MoE-DP: An MoE-Enhanced Diffusion Policy for Robust Long-Horizon Robotic Manipulation with Skill Decomposition and Failure Recovery

Diffusion policies have emerged as a powerful framework for robotic visuomotor control, yet they often lack the robustness to recover from subtask failures in long-horizon, multi-stage tasks and their learned representations of observations are often difficult to interpret. In this work, we propose the Mixture of Experts-Enhanced Diffusion Policy (MoE-DP), where the core idea is to insert a Mixture of Experts (MoE) layer between the visual encoder and the diffusion model. This layer decomposes the policy's knowledge into a set of specialized experts, which are dynamically activated to handle different phases of a task. We demonstrate through extensive experiments that MoE-DP exhibits a strong capability to recover from disturbances, significantly outperforming standard baselines in robustness. On a suite of 6 long-horizon simulation tasks, this leads to a 36% average relative improvement in success rate under disturbed conditions. This enhanced robustness is further validated in the real world, where MoE-DP also shows significant performance gains. We further show that MoE-DP learns an interpretable skill decomposition, where distinct experts correspond to semantic task primitives (e.g., approaching, grasping). This learned structure can be leveraged for inference-time control, allowing for the rearrangement of subtasks without any re-training.

In its autonomous mode, the system encodes observation inputs (images and robot state) into a feature vector, which is then fed to an MoE layer. The MoE’s router automatically selects the appropriate expert for the current observation. The output of the selected expert then serves as a conditioning input for the Diffusion Policy during action generation. While the router typically operates autonomously, the architecture supports high-level control: an external agent, such as a human operator or a Vision-Language Model (VLM), can guide the policy by overriding the router’s default selection. This capability enables flexible behaviors, such as reordering subtasks to generalize to novel sequences not seen during training..
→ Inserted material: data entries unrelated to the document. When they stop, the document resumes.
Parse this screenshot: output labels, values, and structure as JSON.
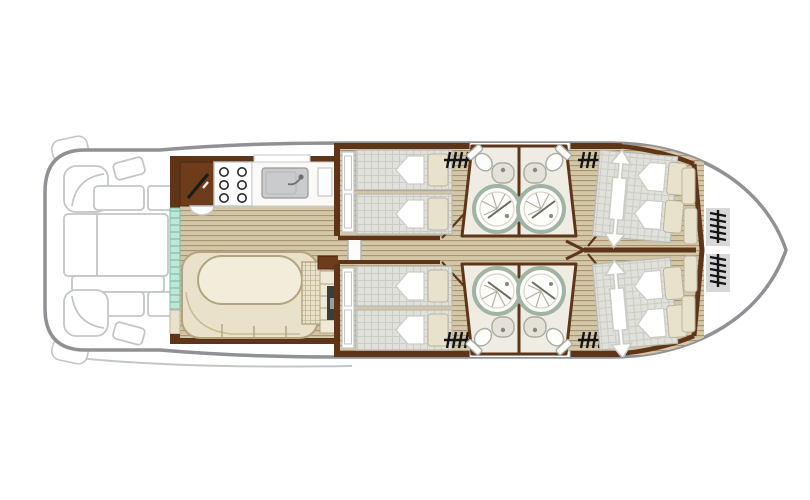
{
  "plan": {
    "title": "Canal boat deck plan",
    "vessel_orientation": "bow-right",
    "areas": {
      "stern_deck": {
        "name": "Aft open deck",
        "furniture": [
          "corner seat port",
          "corner seat starboard",
          "aft bench port",
          "aft bench starboard",
          "deck table group",
          "step box port",
          "step box starboard",
          "mooring fenders"
        ]
      },
      "saloon": {
        "name": "Saloon / galley",
        "furniture": [
          "helm console with tiller lever",
          "helm seat",
          "gas hob 6-burner",
          "sink with faucet",
          "worktop with window",
          "sliding patio door",
          "U-shaped dinette bench",
          "oval table",
          "upholstered bench",
          "shelf",
          "fridge cabinet"
        ]
      },
      "mid_cabins": {
        "name": "Midship twin cabins (port & starboard)",
        "furniture": [
          "twin single beds with pillows and duvets",
          "wardrobe",
          "deck access steps",
          "cabin door"
        ]
      },
      "bathrooms": {
        "name": "Four ensuite shower rooms",
        "fixtures_each": [
          "round shower cubicle",
          "washbasin",
          "marine toilet"
        ]
      },
      "bow_cabins": {
        "name": "Bow double cabins (port & starboard)",
        "furniture": [
          "sliding double bed with adjustment arrow",
          "pillows",
          "duvets",
          "deck access steps",
          "cabin door"
        ]
      },
      "bow_deck": {
        "name": "Bow deck",
        "furniture": [
          "cushion lockers",
          "boarding steps port",
          "boarding steps starboard"
        ]
      }
    },
    "icons": [
      "steps-icon",
      "shower-icon",
      "toilet-icon",
      "washbasin-icon",
      "faucet-icon",
      "burner-icon",
      "slide-arrow-icon",
      "helm-lever-icon"
    ]
  },
  "colors": {
    "hull": "#8f9194",
    "furn": "#c3c6c8",
    "wall": "#5e3519",
    "wall_dark": "#4a2a12",
    "teak_light": "#d3c7a8",
    "teak_dark": "#a59470",
    "mattress": "#e1e1dc",
    "mattress_grid": "#ccccc6",
    "bath_floor": "#efece3",
    "shower_ring": "#9fb4a2",
    "mint": "#bfe7d8",
    "mint_stripe": "#83c6b0",
    "bench": "#e9e1c9",
    "bench_line": "#b1a47e",
    "table": "#f2edda",
    "blanket": "#e8e1cc",
    "blanket_line": "#bdb49c",
    "cabinet": "#6e3b1b",
    "appliance": "#3c3c3c",
    "locker": "#d8d8d8",
    "steps": "#151515",
    "sink_gray": "#c9cbcd"
  }
}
Our system leverages a VLM for high-level task planning in two stages. First, at the skill summarization (①) stage, the VLM builds a textual knowledge base of the robot’s capabilities by analyzing annotated frames from a demonstration that follows the same execution sequence as the training data. Second, at the task execution stage (②), the VLM uses this knowledge, a high-level goal, and a real-time image to reason about the current task stage and predict the appropriate expert to activate. This hierarchical architecture enables the system to dynamically plan and rearrange the order of subtasks without any re-training, translating abstract goals into concrete robotic actions.